Yudo atau Dudung

Yudo atau Dudung

-Ilustrasi: Reza Alfian Maulana-Harian Disway-

KALAU mengacu usia pensiun perwira TNI, 58 tahun, kurang dari dua bulan kita akan memiliki panglima TNI yang baru. 

Jenderal Andika Perkasa, panglima TNI, memasuki pensiun 21 Desember 2022. Bila berjalan normal, dalam beberapa minggu ke depan, sudah akan muncul calon penggantinya. Biasanya, satu bulan sebelum pelantikan sudah ada nama calonnya. Karena butuh persetujuan DPR. Para wakil rakyat punya waktu 20 hari untuk melakukan fit and proper test

Tapi, mungkinkah masa dinas Jenderal Andika diperpanjang? Adakah pintunya? 

Kalau mengacu ke UU No 34 Tahun 2004 yang mengatur TNI, tidak ada pasal yang mengatur langsung  perpanjangan jabatan panglima. Pada pasal 13 hanya menyebutkan panglima TNI diangkat dan diberhentikan presiden setelah mendapat persetujuan DPR. Sementara itu, pasal 53 menyebutkan usia pensiun perwira 58 tahun. Tak ada pasal atau ayat yang mengatur perpanjangan usia pensiun. 

Satu-satunya pintu memperpanjang jabatan panglima iala mengamandemen UU 34/2004 itu atau mengeluarkan perppu. Untuk perppu, apakah saat ini situasi mendesak. 

Bukankah masa jabatan Jenderal Endriartono Sutarto diperpanjang di era transisi dari Megawati ke SBY? Saat itu masih bersandar dengan UU 2/1988. Pasal 32 ayat 4 memberikan peluang kepada kolonel hingga jenderal untuk diperpanjang masa jabatannya hingga 60 tahun.

Kembali ke pergantian Jenderal Andika, bila tak ada perppu, hampir dipastikan ada suksesi panglima. Saat ini pun sudah muncul berita menjagokan calon tertentu. 

Kandidatnya ialah para perwira tinggi yang menjabat kepala staf angkatan saat ini (KSAD, KSAL, dan KSAU). Sebab, aturannya hanya memberikan pintu kepada mereka.

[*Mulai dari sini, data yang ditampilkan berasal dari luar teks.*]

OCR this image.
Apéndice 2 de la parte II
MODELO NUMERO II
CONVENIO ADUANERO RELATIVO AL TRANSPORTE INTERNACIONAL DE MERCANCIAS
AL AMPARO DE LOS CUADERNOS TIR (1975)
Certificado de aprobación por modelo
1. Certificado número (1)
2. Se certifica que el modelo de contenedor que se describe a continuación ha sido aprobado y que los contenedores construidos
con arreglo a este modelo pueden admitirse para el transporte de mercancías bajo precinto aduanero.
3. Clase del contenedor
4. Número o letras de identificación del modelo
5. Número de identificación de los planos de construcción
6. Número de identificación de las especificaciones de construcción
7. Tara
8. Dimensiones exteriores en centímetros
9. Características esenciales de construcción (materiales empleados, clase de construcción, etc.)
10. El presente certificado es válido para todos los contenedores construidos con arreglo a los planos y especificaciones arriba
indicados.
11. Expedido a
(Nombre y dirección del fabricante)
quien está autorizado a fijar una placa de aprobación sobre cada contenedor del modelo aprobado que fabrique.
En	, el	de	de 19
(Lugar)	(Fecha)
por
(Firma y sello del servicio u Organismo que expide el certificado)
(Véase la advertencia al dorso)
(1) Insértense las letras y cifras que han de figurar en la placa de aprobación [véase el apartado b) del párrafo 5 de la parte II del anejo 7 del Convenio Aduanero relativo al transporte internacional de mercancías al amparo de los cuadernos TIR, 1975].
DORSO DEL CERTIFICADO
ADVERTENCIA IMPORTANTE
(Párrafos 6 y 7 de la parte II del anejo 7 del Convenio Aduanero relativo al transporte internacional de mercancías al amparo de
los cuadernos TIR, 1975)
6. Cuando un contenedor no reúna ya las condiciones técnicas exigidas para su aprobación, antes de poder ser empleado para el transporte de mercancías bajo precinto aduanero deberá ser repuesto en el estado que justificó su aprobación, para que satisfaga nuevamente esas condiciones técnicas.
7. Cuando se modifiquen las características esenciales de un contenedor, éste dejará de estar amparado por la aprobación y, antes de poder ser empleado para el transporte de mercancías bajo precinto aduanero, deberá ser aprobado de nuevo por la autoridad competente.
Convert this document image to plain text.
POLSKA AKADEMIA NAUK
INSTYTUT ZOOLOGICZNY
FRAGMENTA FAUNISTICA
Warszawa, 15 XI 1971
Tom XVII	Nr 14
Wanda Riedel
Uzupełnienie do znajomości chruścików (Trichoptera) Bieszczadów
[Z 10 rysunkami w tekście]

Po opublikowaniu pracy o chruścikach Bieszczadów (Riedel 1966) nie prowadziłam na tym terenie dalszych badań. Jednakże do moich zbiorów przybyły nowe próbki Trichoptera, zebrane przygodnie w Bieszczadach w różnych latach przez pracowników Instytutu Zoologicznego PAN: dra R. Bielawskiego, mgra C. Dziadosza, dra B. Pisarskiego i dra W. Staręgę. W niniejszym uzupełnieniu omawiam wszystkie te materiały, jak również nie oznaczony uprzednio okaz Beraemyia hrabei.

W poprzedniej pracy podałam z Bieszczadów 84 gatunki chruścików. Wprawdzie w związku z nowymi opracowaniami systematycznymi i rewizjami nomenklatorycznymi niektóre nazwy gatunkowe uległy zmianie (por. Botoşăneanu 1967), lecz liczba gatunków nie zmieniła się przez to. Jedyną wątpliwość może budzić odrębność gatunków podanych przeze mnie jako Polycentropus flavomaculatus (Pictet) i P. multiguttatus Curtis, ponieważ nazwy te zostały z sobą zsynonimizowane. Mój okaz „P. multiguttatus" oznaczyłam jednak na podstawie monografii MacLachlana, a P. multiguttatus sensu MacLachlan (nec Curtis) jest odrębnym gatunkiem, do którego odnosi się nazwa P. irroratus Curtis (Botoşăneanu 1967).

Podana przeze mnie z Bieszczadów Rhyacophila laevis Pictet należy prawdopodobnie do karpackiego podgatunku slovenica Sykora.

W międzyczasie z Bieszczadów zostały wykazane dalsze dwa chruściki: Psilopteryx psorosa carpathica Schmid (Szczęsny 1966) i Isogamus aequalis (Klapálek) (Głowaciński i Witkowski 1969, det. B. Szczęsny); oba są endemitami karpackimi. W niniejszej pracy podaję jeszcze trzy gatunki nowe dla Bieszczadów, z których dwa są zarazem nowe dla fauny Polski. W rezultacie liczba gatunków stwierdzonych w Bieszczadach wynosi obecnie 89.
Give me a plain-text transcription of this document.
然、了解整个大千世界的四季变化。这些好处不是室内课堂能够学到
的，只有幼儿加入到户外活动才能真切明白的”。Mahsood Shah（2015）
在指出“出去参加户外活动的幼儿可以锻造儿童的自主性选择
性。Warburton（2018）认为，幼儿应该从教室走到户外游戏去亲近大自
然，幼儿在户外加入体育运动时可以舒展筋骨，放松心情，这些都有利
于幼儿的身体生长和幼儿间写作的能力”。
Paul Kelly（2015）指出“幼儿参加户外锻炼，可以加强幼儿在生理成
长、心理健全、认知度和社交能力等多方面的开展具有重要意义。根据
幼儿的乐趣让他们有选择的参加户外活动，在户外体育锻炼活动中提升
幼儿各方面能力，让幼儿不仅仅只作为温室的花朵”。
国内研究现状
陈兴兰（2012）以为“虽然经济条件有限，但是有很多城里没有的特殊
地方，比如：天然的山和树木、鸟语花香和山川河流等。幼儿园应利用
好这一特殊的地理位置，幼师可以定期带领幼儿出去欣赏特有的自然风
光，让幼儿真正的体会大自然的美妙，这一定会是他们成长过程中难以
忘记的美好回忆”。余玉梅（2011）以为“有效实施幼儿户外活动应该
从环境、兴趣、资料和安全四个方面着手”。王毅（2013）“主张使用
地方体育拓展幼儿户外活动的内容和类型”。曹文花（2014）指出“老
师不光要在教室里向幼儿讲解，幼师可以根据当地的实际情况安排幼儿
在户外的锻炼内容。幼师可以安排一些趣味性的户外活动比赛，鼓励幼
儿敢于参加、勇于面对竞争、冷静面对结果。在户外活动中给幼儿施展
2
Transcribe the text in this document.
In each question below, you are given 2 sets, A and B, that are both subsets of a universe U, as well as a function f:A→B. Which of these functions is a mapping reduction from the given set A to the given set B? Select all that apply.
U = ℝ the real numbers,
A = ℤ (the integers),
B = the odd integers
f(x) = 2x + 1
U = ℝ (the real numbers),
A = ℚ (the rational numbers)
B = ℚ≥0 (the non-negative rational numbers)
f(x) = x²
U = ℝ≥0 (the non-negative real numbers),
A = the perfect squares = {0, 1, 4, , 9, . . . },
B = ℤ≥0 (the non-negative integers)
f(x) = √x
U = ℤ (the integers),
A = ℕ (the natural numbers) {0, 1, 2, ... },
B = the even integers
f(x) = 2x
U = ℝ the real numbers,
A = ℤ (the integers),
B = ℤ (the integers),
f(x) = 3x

KSAD Jenderal Dudung Abdurachman, KSAL Laksamana Yudo Margono, dan KSAU Marsekal Fajar Prasetyo mempunyai peluang yang sama. Ini hak prerogatif presiden untuk menentukan satu calon yang diajukan ke DPR. Bila parlemen menolak, presiden mengajukan nama lain. Calonnya tetap di antara kepala staf itu.

Pasal 13 (ayat 4) UU 34/2004 menyebutkan, ”Jabatan Panglima dapat dijabat secara bergantian oleh perwira tinggi aktif dari tiap-tiap Angkatan yang sedang atau pernah menjabat Kepala Staf Angkatan.” 

Kendati UU menyebut dapat dijabat secara bergantian, selama ini ditafsirkan, presiden tidak harus (wajib) menunjuk secara bergilir. Karena frasa kalimat UU itu (dapat dijabat bergantian). Lain halnya bila ”harus dijabat bergantian”.

Contohnya, pergantian panglima ke-19 dan ke-20. Panglima ke-19 Jenderal Moeldoko menggantikan Laksamana Agus Soehartono. Kalau mau bergiliran, seharusnya panglima ke-20 berasal dari TNI-AU. Namun, yang diangkat pengganti Moeldoko berasal dari TNI-AD lagi, yakni Jenderal TNI Gatot Nurmantyo.

Setelah Gatot, barulah TNI-AU Marsekal Hadi Tjahjanto. 

Saat pergantian Hadi tahun lalu, opini pun sempat terbelah. Muncul suara agar dari TNI-AL. Bergiliran. Itulah sebabnya, di publik nama Laksamana Yudo Margono menguat.